—Et maintenant, Thérèse, ne songerez-vous pas à tirer avantage de la liberté qui vous est rendue?
—Quel avantage puis-je en tirer?
—Vous pouvez vous remarier et connaître les joies de la famille.
—Mon cher Dick, j'ai aimé deux fois dans ma vie, et vous voyez où j'en suis. Il n'est pas dans ma destinée d'être heureuse. Il est trop tard pour chercher ce qui m'a fui. J'ai trente ans.
—C'est parce que vous avez trente ans que vous ne pouvez vous passer d'amour. Vous venez de subir l'entraînement de la passion, et c'est précisément l'âge où les femmes ne peuvent s'y soustraire. C'est parce que vous avez souffert, c'est parce que vous avez été mal aimée que l'inextinguible soif du bonheur va se réveiller en vous et vous conduire peut-être, de déceptions en déceptions, dans des abîmes plus profonds que celui d'où vous sortez.
—J'espère que non.
—Oui, sans doute, vous espérez; mais vous vous trompez, Thérèse. Il faut tout craindre de votre âge, de votre sensibilité surexcitée et du calme trompeur où vous plonge un moment d'abattement et de lassitude. L'amour vous cherchera, n'en doutez pas, et, à peine rendue à la liberté, vous allez être poursuivie et obsédée. Votre isolement tenait autrefois en respect les espérances de ceux qui vous entouraient; mais, à présent que Laurent vous a peut-être fait descendre dans leur estime, tous ceux qui se tenaient pour vos amis vont vouloir être vos amants. Vous inspirerez des passions violentes, et il s'en trouvera d'assez habiles pour vous persuader. Enfin…
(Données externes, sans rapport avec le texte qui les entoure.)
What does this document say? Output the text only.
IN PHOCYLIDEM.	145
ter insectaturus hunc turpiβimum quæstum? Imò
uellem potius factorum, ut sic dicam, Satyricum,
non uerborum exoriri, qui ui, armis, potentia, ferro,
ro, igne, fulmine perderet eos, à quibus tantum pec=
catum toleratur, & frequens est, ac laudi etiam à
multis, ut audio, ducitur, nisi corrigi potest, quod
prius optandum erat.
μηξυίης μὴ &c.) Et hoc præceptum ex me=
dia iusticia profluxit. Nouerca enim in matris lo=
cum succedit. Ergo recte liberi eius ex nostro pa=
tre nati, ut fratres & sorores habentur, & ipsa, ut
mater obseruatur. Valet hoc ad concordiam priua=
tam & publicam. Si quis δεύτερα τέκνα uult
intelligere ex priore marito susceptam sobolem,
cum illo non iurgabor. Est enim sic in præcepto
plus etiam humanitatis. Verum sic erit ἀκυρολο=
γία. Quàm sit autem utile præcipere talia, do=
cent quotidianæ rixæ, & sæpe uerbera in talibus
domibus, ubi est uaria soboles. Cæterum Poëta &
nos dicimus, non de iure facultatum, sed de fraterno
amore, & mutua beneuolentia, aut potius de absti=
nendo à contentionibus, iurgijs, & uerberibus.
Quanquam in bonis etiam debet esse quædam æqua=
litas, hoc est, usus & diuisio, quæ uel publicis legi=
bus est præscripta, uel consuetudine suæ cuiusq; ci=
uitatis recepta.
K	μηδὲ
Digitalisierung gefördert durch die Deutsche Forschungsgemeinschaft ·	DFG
—Enfin, Palmer, vous me jugez perdue parce que je suis malheureuse! Voilà qui est fort cruel, et vous me faites vivement sentir combien je suis déchue!
Thérèse mit ses mains sur sa figure et pleura amèrement.
Palmer la laissa pleurer; voyant que les larmes lui étaient nécessaires, il avait provoqué à dessein ce déchirement. Quand il la vit apaisée, il se mit à genoux devant elle.